EU-Förderungen für bäuerliche Landwirt schaft, nicht für Agrarindustrie

Die Erinnerung an den Hunger der Nachkriegszeit stand am Anfang der gemeinsamen europäischen Agrarpolitik. Ziel der Förderungen war es, die europäischen Märkte unabhängig von importierten Nahrungsmitteln zu machen und das Einkommen der bäuerlichen Betriebe an das Niveau der sonstigen Bevölkerung anzugleichen. Diese Ziele sind aus heutiger Sicht weit verfehlt worden. Europaweit hat ein massiver Rückgang an Betrieben stattgefunden, der nach wie vor anhält. Hunderttausende Arbeitsplätze sind in diesen Jahrzehnten verloren gegangen. Täglich sperren in Österreich fünf Betriebe ihre Hoftore für immer zu. In der Steiermark ist beispielsweise zwischen 1999 und 2010 jeder fünfte Betrieb verloren gegangen.
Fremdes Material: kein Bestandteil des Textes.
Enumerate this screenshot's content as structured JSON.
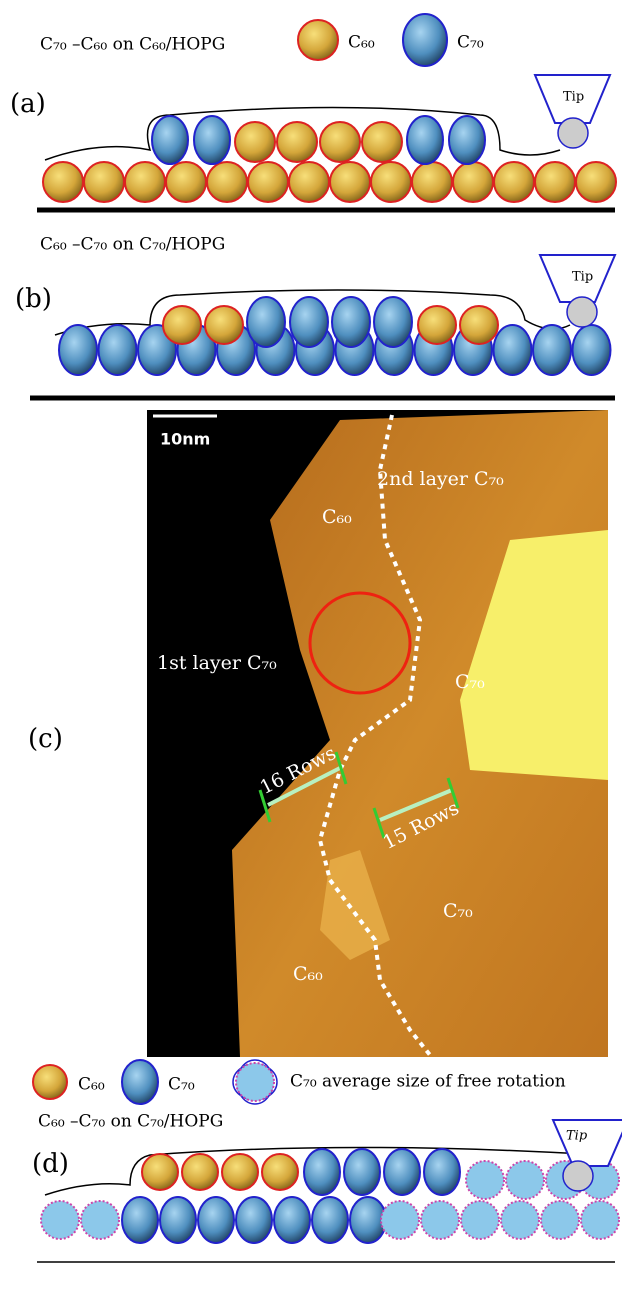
{
  "panel_a": {
    "caption": "C₇₀ –C₆₀ on C₆₀/HOPG",
    "legend": [
      "C₆₀",
      "C₇₀"
    ],
    "label": "(a)",
    "tip": "Tip"
  },
  "panel_b": {
    "caption": "C₆₀ –C₇₀ on C₇₀/HOPG",
    "label": "(b)",
    "tip": "Tip"
  },
  "panel_c": {
    "label": "(c)",
    "scale_bar": "10nm",
    "annotations": [
      "2nd layer C₇₀",
      "C₆₀",
      "1st layer C₇₀",
      "C₇₀",
      "16 Rows",
      "15 Rows",
      "C₇₀",
      "C₆₀"
    ]
  },
  "legend_d": [
    "C₆₀",
    "C₇₀",
    "C₇₀ average size of free rotation"
  ],
  "panel_d": {
    "caption": "C₆₀ –C₇₀ on C₇₀/HOPG",
    "label": "(d)",
    "tip": "Tip"
  }
}
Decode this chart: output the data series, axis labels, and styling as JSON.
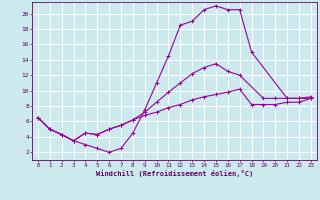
{
  "xlabel": "Windchill (Refroidissement éolien,°C)",
  "bg_color": "#cceaee",
  "grid_color": "#aadddd",
  "line_color": "#990099",
  "xlim": [
    -0.5,
    23.5
  ],
  "ylim": [
    1.0,
    21.5
  ],
  "xticks": [
    0,
    1,
    2,
    3,
    4,
    5,
    6,
    7,
    8,
    9,
    10,
    11,
    12,
    13,
    14,
    15,
    16,
    17,
    18,
    19,
    20,
    21,
    22,
    23
  ],
  "yticks": [
    2,
    4,
    6,
    8,
    10,
    12,
    14,
    16,
    18,
    20
  ],
  "line1_x": [
    0,
    1,
    2,
    3,
    4,
    5,
    6,
    7,
    8,
    9,
    10,
    11,
    12,
    13,
    14,
    15,
    16,
    17,
    18,
    21,
    22,
    23
  ],
  "line1_y": [
    6.5,
    5.0,
    4.3,
    3.5,
    3.0,
    2.5,
    2.0,
    2.5,
    4.5,
    7.5,
    11.0,
    14.5,
    18.5,
    19.0,
    20.5,
    21.0,
    20.5,
    20.5,
    15.0,
    9.0,
    9.0,
    9.0
  ],
  "line2_x": [
    0,
    1,
    2,
    3,
    4,
    5,
    6,
    7,
    8,
    9,
    10,
    11,
    12,
    13,
    14,
    15,
    16,
    17,
    19,
    20,
    21,
    22,
    23
  ],
  "line2_y": [
    6.5,
    5.0,
    4.3,
    3.5,
    4.5,
    4.3,
    5.0,
    5.5,
    6.2,
    7.2,
    8.5,
    9.8,
    11.0,
    12.2,
    13.0,
    13.5,
    12.5,
    12.0,
    9.0,
    9.0,
    9.0,
    9.0,
    9.2
  ],
  "line3_x": [
    0,
    1,
    2,
    3,
    4,
    5,
    6,
    7,
    8,
    9,
    10,
    11,
    12,
    13,
    14,
    15,
    16,
    17,
    18,
    19,
    20,
    21,
    22,
    23
  ],
  "line3_y": [
    6.5,
    5.0,
    4.3,
    3.5,
    4.5,
    4.3,
    5.0,
    5.5,
    6.2,
    6.8,
    7.2,
    7.8,
    8.2,
    8.8,
    9.2,
    9.5,
    9.8,
    10.2,
    8.2,
    8.2,
    8.2,
    8.5,
    8.5,
    9.0
  ]
}
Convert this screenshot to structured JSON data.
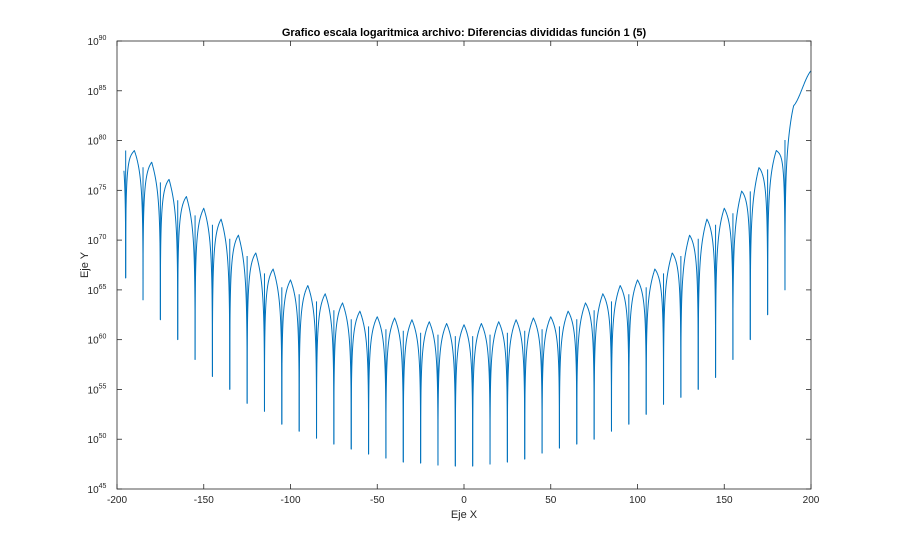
{
  "chart_data": {
    "type": "line",
    "title": "Grafico escala logaritmica archivo: Diferencias divididas función 1 (5)",
    "xlabel": "Eje X",
    "ylabel": "Eje Y",
    "xlim": [
      -200,
      200
    ],
    "ylim": [
      1e+45,
      1e+90
    ],
    "yscale": "log",
    "grid": false,
    "legend": "none",
    "x_ticks": [
      -200,
      -150,
      -100,
      -50,
      0,
      50,
      100,
      150,
      200
    ],
    "x_tick_labels": [
      "-200",
      "-150",
      "-100",
      "-50",
      "0",
      "50",
      "100",
      "150",
      "200"
    ],
    "y_ticks": [
      1e+45,
      1e+50,
      1e+55,
      1e+60,
      1e+65,
      1e+70,
      1e+75,
      1e+80,
      1e+85,
      1e+90
    ],
    "y_tick_labels": [
      {
        "base": "10",
        "exp": "45"
      },
      {
        "base": "10",
        "exp": "50"
      },
      {
        "base": "10",
        "exp": "55"
      },
      {
        "base": "10",
        "exp": "60"
      },
      {
        "base": "10",
        "exp": "65"
      },
      {
        "base": "10",
        "exp": "70"
      },
      {
        "base": "10",
        "exp": "75"
      },
      {
        "base": "10",
        "exp": "80"
      },
      {
        "base": "10",
        "exp": "85"
      },
      {
        "base": "10",
        "exp": "90"
      }
    ],
    "series": [
      {
        "color": "#0072bd",
        "description_points_log10y": [
          {
            "x": -200,
            "log10y": 82.0
          },
          {
            "x": -195,
            "log10y": 80.2
          },
          {
            "x": -190,
            "log10y": 79.0
          },
          {
            "x": -150,
            "log10y": 73.2
          },
          {
            "x": -100,
            "log10y": 66.0
          },
          {
            "x": -50,
            "log10y": 62.3
          },
          {
            "x": 0,
            "log10y": 61.5
          },
          {
            "x": 50,
            "log10y": 62.3
          },
          {
            "x": 100,
            "log10y": 66.0
          },
          {
            "x": 150,
            "log10y": 73.2
          },
          {
            "x": 180,
            "log10y": 79.0
          },
          {
            "x": 190,
            "log10y": 83.5
          },
          {
            "x": 200,
            "log10y": 87.0
          }
        ],
        "zeros_x": [
          -195,
          -185,
          -175,
          -165,
          -155,
          -145,
          -135,
          -125,
          -115,
          -105,
          -95,
          -85,
          -75,
          -65,
          -55,
          -45,
          -35,
          -25,
          -15,
          -5,
          5,
          15,
          25,
          35,
          45,
          55,
          65,
          75,
          85,
          95,
          105,
          115,
          125,
          135,
          145,
          155,
          165,
          175,
          185
        ],
        "zeros_log10y_min": [
          66.2,
          64.0,
          62.0,
          60.0,
          58.0,
          56.3,
          55.0,
          53.6,
          52.8,
          51.5,
          50.8,
          50.1,
          49.5,
          49.0,
          48.5,
          48.1,
          47.7,
          47.6,
          47.4,
          47.3,
          47.3,
          47.5,
          47.7,
          48.0,
          48.6,
          49.1,
          49.5,
          50.0,
          50.8,
          51.5,
          52.5,
          53.5,
          54.2,
          55.0,
          56.2,
          58.0,
          60.0,
          62.5,
          65.0
        ]
      }
    ]
  }
}
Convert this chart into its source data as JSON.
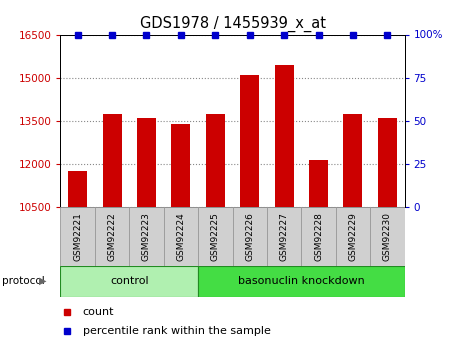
{
  "title": "GDS1978 / 1455939_x_at",
  "samples": [
    "GSM92221",
    "GSM92222",
    "GSM92223",
    "GSM92224",
    "GSM92225",
    "GSM92226",
    "GSM92227",
    "GSM92228",
    "GSM92229",
    "GSM92230"
  ],
  "counts": [
    11750,
    13750,
    13600,
    13400,
    13750,
    15100,
    15450,
    12150,
    13750,
    13600
  ],
  "percentile_ranks": [
    100,
    100,
    100,
    100,
    100,
    100,
    100,
    100,
    100,
    100
  ],
  "bar_color": "#CC0000",
  "dot_color": "#0000CC",
  "ylim_left": [
    10500,
    16500
  ],
  "ylim_right": [
    0,
    100
  ],
  "yticks_left": [
    10500,
    12000,
    13500,
    15000,
    16500
  ],
  "yticks_right": [
    0,
    25,
    50,
    75,
    100
  ],
  "ylabel_left_color": "#CC0000",
  "ylabel_right_color": "#0000CC",
  "control_count": 4,
  "control_color": "#B0F0B0",
  "knockdown_color": "#44DD44",
  "sample_box_color": "#D0D0D0",
  "sample_box_edge": "#999999",
  "protocol_label": "protocol",
  "control_label": "control",
  "knockdown_label": "basonuclin knockdown",
  "legend_count_label": "count",
  "legend_percentile_label": "percentile rank within the sample"
}
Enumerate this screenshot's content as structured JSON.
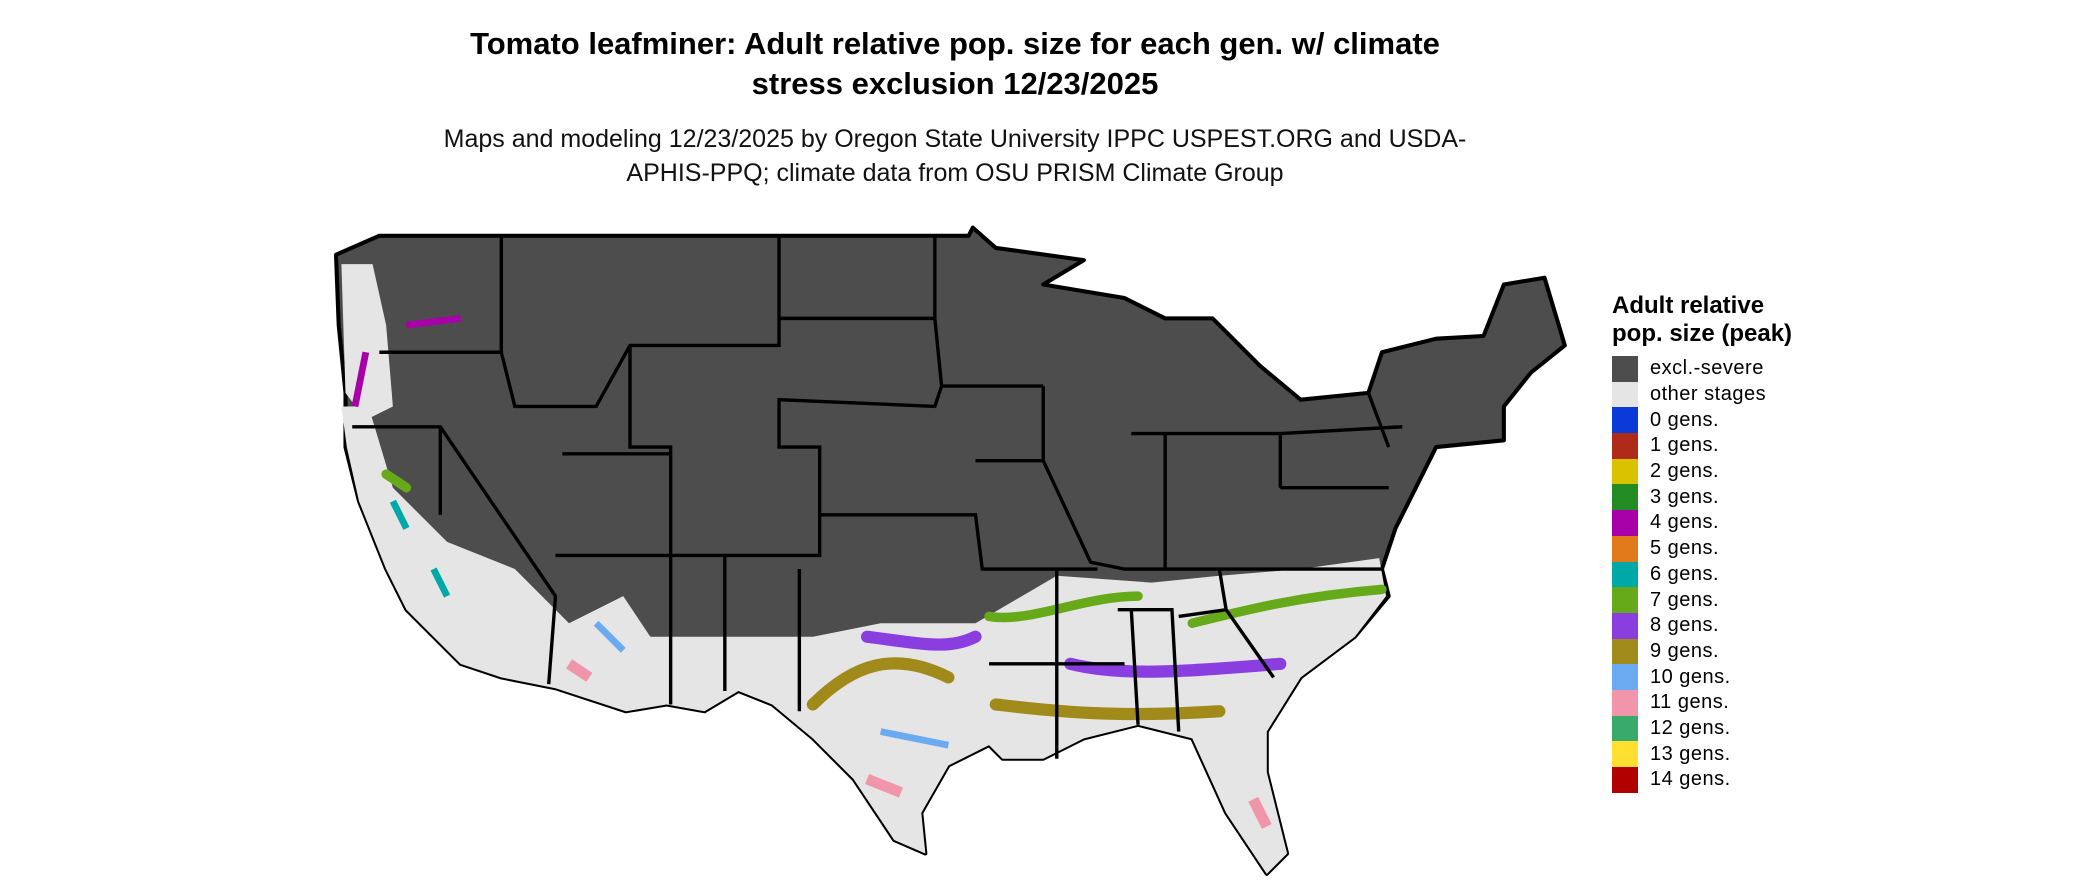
{
  "title": "Tomato leafminer: Adult relative pop. size for each gen. w/ climate stress exclusion 12/23/2025",
  "subtitle": "Maps and modeling 12/23/2025 by Oregon State University IPPC USPEST.ORG and USDA-APHIS-PPQ; climate data from OSU PRISM Climate Group",
  "legend": {
    "title": "Adult relative pop. size (peak)",
    "items": [
      {
        "label": "excl.-severe",
        "color": "#4d4d4d"
      },
      {
        "label": "other stages",
        "color": "#e5e5e5"
      },
      {
        "label": "0 gens.",
        "color": "#0a3ad8"
      },
      {
        "label": "1 gens.",
        "color": "#b02a1a"
      },
      {
        "label": "2 gens.",
        "color": "#d9c300"
      },
      {
        "label": "3 gens.",
        "color": "#238b23"
      },
      {
        "label": "4 gens.",
        "color": "#a800a8"
      },
      {
        "label": "5 gens.",
        "color": "#e07a1a"
      },
      {
        "label": "6 gens.",
        "color": "#00a8a8"
      },
      {
        "label": "7 gens.",
        "color": "#66aa1a"
      },
      {
        "label": "8 gens.",
        "color": "#8a3ee0"
      },
      {
        "label": "9 gens.",
        "color": "#a08a1a"
      },
      {
        "label": "10 gens.",
        "color": "#6aaaf0"
      },
      {
        "label": "11 gens.",
        "color": "#f095aa"
      },
      {
        "label": "12 gens.",
        "color": "#3aaa6a"
      },
      {
        "label": "13 gens.",
        "color": "#ffe030"
      },
      {
        "label": "14 gens.",
        "color": "#b00000"
      }
    ]
  }
}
Trotz hoher Subventionen, die in Österreich etwa 44% des bäuerlichen Einkommens ausmachen, verdienen immer noch viele Bäuerinnen und Bauern deutlich unter dem Durchschnitt. Auch was die Unabhängigkeit und die Fähigkeit zur Selbstversorgung anbelangt, hat das System versagt. Die Produktion ist heute in einem ungeahnten Ausmaß von Importen abhängig, besonders bei der Fleisch- und Milchproduktion wird das Versagen deutlich. Die EU importiert jährlich allein 35 Millionen Tonnen (Gen-)Soja. Das entspricht einer Fläche von über 17 Millionen Hektar Anbaugebiet. Ohne diese Importe könnte die Produktion von Fleisch und Milchprodukten in der EU nicht aufrechterhalten werden. 

Bei der gewaltigen Summe von etwa 58 Milliarden Euro, die seitens der EU, und weiteren Milliarden, die von den Mitgliedsstaaten ausgegeben werden, darf man die Frage stellen, wo denn das Geld eigentlich hingeht.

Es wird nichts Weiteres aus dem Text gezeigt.